European cryptographic researchers have uncovered a serious security flaw in both the Unix and Windows versions of Network Associates's PGP software 5.5 through 6.5.3.

The flaw allows a savvy attacker to alter the victim's PGP public certificate and read any message encrypted with the altered certificate.

A certificate is software that unites the user's identity with a set of encryption keys and is used for signing, encrypting and decrypting messages.

European researchers Ralf Senderek and Stephen Early disclosed their findings in a paper published Thursday online at http:senderek.de/security/key-experiments.html.

Network Associates acknowledged the paper's findings, emphasizing that the company is working on a software patch to prevent any attacker from exploiting this flaw.

"We'll have a patch out later today [last Thursday in the US] available at both pgp.com and nai.com," says Mike Wallach, president of PGP Security. "To our knowledge, no customer data has been compromised."

The flaw centres on the way PGP implements a so-called "data-recovery" feature that lets an authorised third party gain access to data encrypted with the user's PGP certificate.

"The issue is an attacker can add an additional key to the user's public-key certificate to be used as an additional decryption key," acknowledges Mike Jones, PGP business line manager at Network Associates.

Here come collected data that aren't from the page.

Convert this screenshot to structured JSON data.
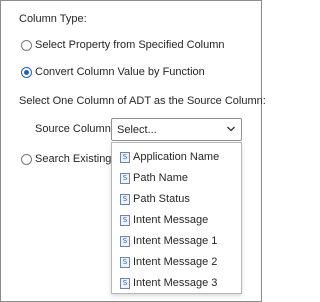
{
  "form": {
    "column_type_label": "Column Type:",
    "options": [
      {
        "label": "Select Property from Specified Column",
        "checked": false
      },
      {
        "label": "Convert Column Value by Function",
        "checked": true
      },
      {
        "label": "Search Existing M",
        "checked": false
      }
    ],
    "source_prompt": "Select One Column of ADT as the Source Column:",
    "source_column_label": "Source Column:",
    "source_select_value": "Select...",
    "dropdown_items": [
      {
        "icon": "S",
        "label": "Application Name"
      },
      {
        "icon": "S",
        "label": "Path Name"
      },
      {
        "icon": "S",
        "label": "Path Status"
      },
      {
        "icon": "S",
        "label": "Intent Message"
      },
      {
        "icon": "S",
        "label": "Intent Message 1"
      },
      {
        "icon": "S",
        "label": "Intent Message 2"
      },
      {
        "icon": "S",
        "label": "Intent Message 3"
      }
    ]
  },
  "colors": {
    "accent": "#2160c4",
    "border": "#8c8c8c"
  }
}
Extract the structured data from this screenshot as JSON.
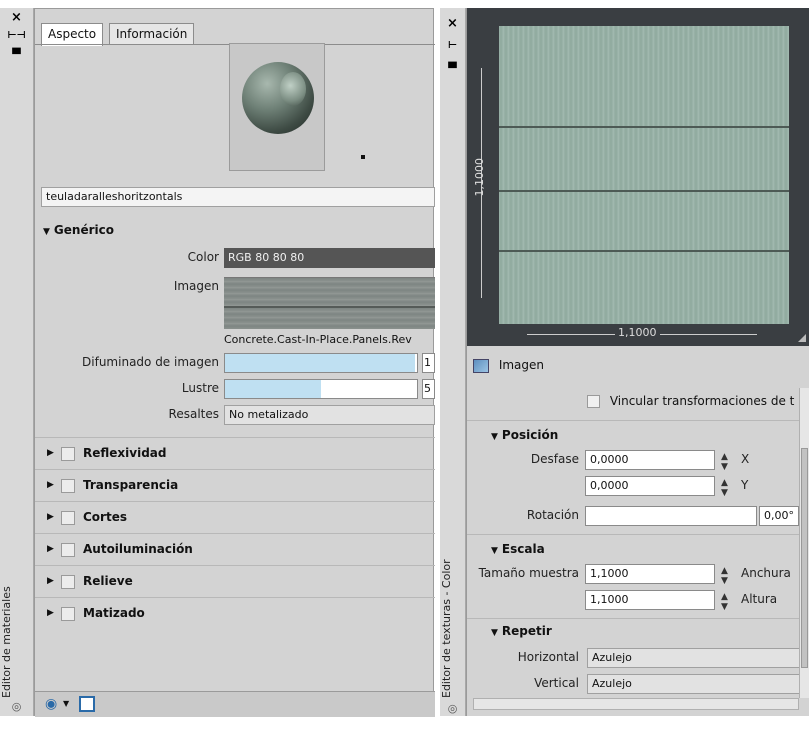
{
  "materials_palette": {
    "vertical_label": "Editor de materiales",
    "close_glyph": "×"
  },
  "material_editor": {
    "tabs": [
      {
        "label": "Aspecto",
        "active": true
      },
      {
        "label": "Información",
        "active": false
      }
    ],
    "material_name": "teuladaralleshoritzontals",
    "generic": {
      "title": "Genérico",
      "color_label": "Color",
      "color_value": "RGB 80 80 80",
      "image_label": "Imagen",
      "image_caption": "Concrete.Cast-In-Place.Panels.Rev",
      "fade_label": "Difuminado de imagen",
      "fade_value": "1",
      "fade_fraction": 0.99,
      "gloss_label": "Lustre",
      "gloss_value": "5",
      "gloss_fraction": 0.5,
      "highlights_label": "Resaltes",
      "highlights_value": "No metalizado"
    },
    "groups": [
      {
        "label": "Reflexividad"
      },
      {
        "label": "Transparencia"
      },
      {
        "label": "Cortes"
      },
      {
        "label": "Autoiluminación"
      },
      {
        "label": "Relieve"
      },
      {
        "label": "Matizado"
      }
    ]
  },
  "texture_palette": {
    "vertical_label": "Editor de texturas - Color",
    "close_glyph": "×"
  },
  "texture_editor": {
    "dim_vertical": "1,1000",
    "dim_horizontal": "1,1000",
    "image_label": "Imagen",
    "link_transforms_label": "Vincular transformaciones de t",
    "position": {
      "title": "Posición",
      "offset_label": "Desfase",
      "offset_x": "0,0000",
      "offset_y": "0,0000",
      "x_axis": "X",
      "y_axis": "Y",
      "rotation_label": "Rotación",
      "rotation_value": "0,00°"
    },
    "scale": {
      "title": "Escala",
      "sample_size_label": "Tamaño muestra",
      "width_value": "1,1000",
      "height_value": "1,1000",
      "width_label": "Anchura",
      "height_label": "Altura"
    },
    "repeat": {
      "title": "Repetir",
      "horizontal_label": "Horizontal",
      "horizontal_value": "Azulejo",
      "vertical_label": "Vertical",
      "vertical_value": "Azulejo"
    }
  },
  "colors": {
    "panel_bg": "#d3d3d3",
    "slider_fill": "#bfe0f2",
    "texture_preview_bg": "#3a3e42"
  }
}
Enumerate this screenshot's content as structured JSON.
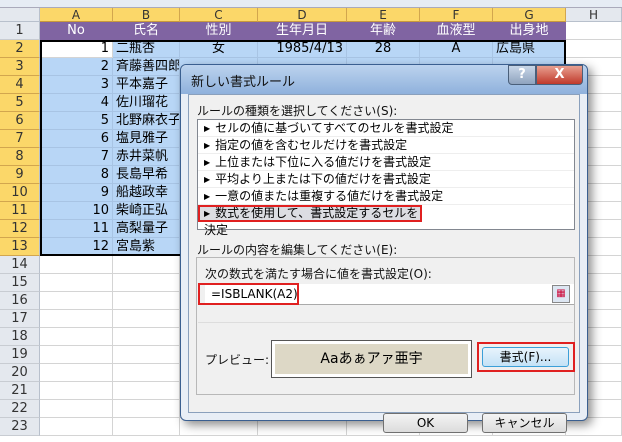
{
  "columns": [
    "A",
    "B",
    "C",
    "D",
    "E",
    "F",
    "G",
    "H"
  ],
  "rows": [
    "1",
    "2",
    "3",
    "4",
    "5",
    "6",
    "7",
    "8",
    "9",
    "10",
    "11",
    "12",
    "13",
    "14",
    "15",
    "16",
    "17",
    "18",
    "19",
    "20",
    "21",
    "22",
    "23"
  ],
  "table": {
    "headers": [
      "No",
      "氏名",
      "性別",
      "生年月日",
      "年齢",
      "血液型",
      "出身地"
    ],
    "row2": [
      "1",
      "二瓶杏",
      "女",
      "1985/4/13",
      "28",
      "A",
      "広島県"
    ],
    "visible": [
      [
        "2",
        "斉藤善四郎"
      ],
      [
        "3",
        "平本嘉子"
      ],
      [
        "4",
        "佐川瑠花"
      ],
      [
        "5",
        "北野麻衣子"
      ],
      [
        "6",
        "塩見雅子"
      ],
      [
        "7",
        "赤井菜帆"
      ],
      [
        "8",
        "長島早希"
      ],
      [
        "9",
        "船越政幸"
      ],
      [
        "10",
        "柴崎正弘"
      ],
      [
        "11",
        "高梨量子"
      ],
      [
        "12",
        "宮島紫"
      ]
    ]
  },
  "dialog": {
    "title": "新しい書式ルール",
    "help": "?",
    "close": "X",
    "rule_type_label": "ルールの種類を選択してください(S):",
    "rule_types": [
      "セルの値に基づいてすべてのセルを書式設定",
      "指定の値を含むセルだけを書式設定",
      "上位または下位に入る値だけを書式設定",
      "平均より上または下の値だけを書式設定",
      "一意の値または重複する値だけを書式設定",
      "数式を使用して、書式設定するセルを決定"
    ],
    "edit_label": "ルールの内容を編集してください(E):",
    "formula_label": "次の数式を満たす場合に値を書式設定(O):",
    "formula": "=ISBLANK(A2)",
    "preview_label": "プレビュー:",
    "preview_text": "Aaあぁアァ亜宇",
    "format_button": "書式(F)...",
    "ok": "OK",
    "cancel": "キャンセル"
  },
  "colors": {
    "header": "#8064a2",
    "selection": "#b8d6f6",
    "highlight": "#e02020"
  }
}
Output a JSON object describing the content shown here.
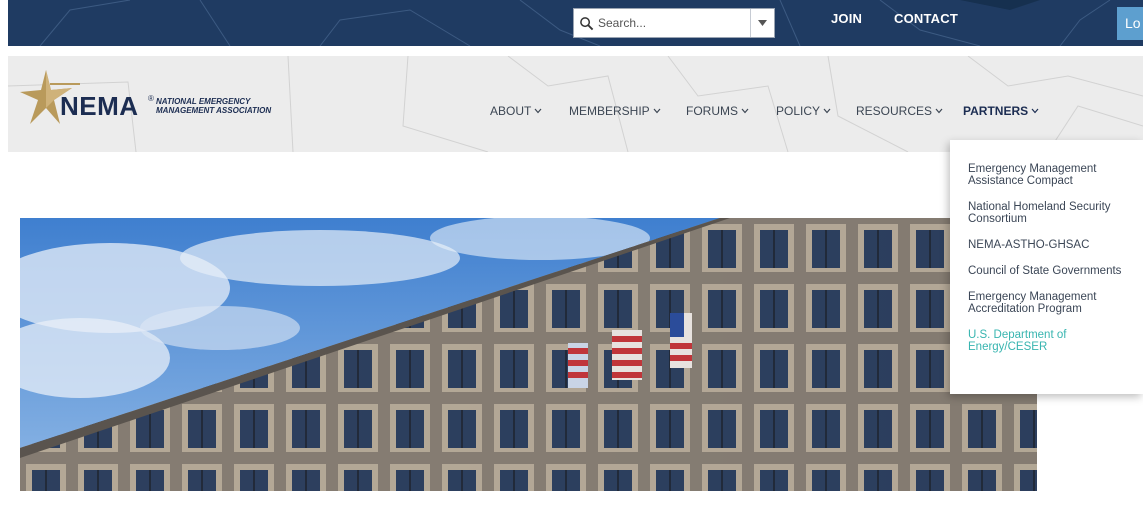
{
  "topbar": {
    "search_placeholder": "Search...",
    "join": "JOIN",
    "contact": "CONTACT",
    "login": "Lo"
  },
  "logo": {
    "name": "NEMA",
    "registered": "®",
    "subtitle_line1": "NATIONAL EMERGENCY",
    "subtitle_line2": "MANAGEMENT ASSOCIATION"
  },
  "nav": {
    "items": [
      {
        "label": "ABOUT"
      },
      {
        "label": "MEMBERSHIP"
      },
      {
        "label": "FORUMS"
      },
      {
        "label": "POLICY"
      },
      {
        "label": "RESOURCES"
      },
      {
        "label": "PARTNERS"
      }
    ]
  },
  "partners_menu": {
    "items": [
      {
        "line1": "Emergency Management",
        "line2": "Assistance Compact"
      },
      {
        "line1": "National Homeland Security",
        "line2": "Consortium"
      },
      {
        "line1": "NEMA-ASTHO-GHSAC",
        "line2": ""
      },
      {
        "line1": "Council of State Governments",
        "line2": ""
      },
      {
        "line1": "Emergency Management",
        "line2": "Accreditation Program"
      },
      {
        "line1": "U.S. Department of",
        "line2": "Energy/CESER"
      }
    ]
  },
  "colors": {
    "topbar": "#1f3b62",
    "nav_text": "#3c4653",
    "brand_navy": "#1c2d52",
    "star_gold": "#b99a5b",
    "highlight_teal": "#38b5b0",
    "login_blue": "#5d9fcf"
  },
  "icons": {
    "search": "search-icon",
    "dropdown": "chevron-down-icon",
    "logo_star": "star-icon"
  }
}
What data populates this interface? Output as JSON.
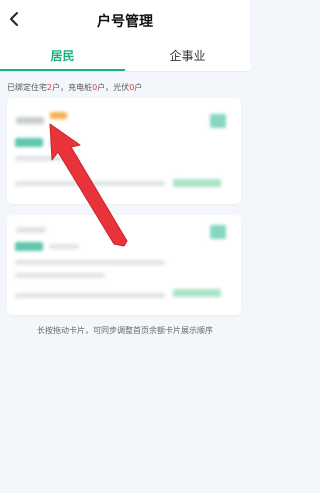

As it turns out, this flaw has actually existed since 1997, back when Phil Zimmermann, the original developer of PGP, added the data-recovery feature as he sought to commercialize the product for corporate use, Jones points out. As a safety measure, corporations want to have a way to decrypt data that their employees encrypt, Jones notes.

At the time, the federal government was also pushing hard to get companies to add so-called "key escrow" type technologies to their encryption products so that law enforcement could obtain access to encrypted data on demand.

Network Associates bought PGP in December 1997. The three-year-old flaw, not publicised until Thursday, lets an attacker decrypt PGP data but does not let the attacker impersonate the PGP certificate holder, Jones emphasises.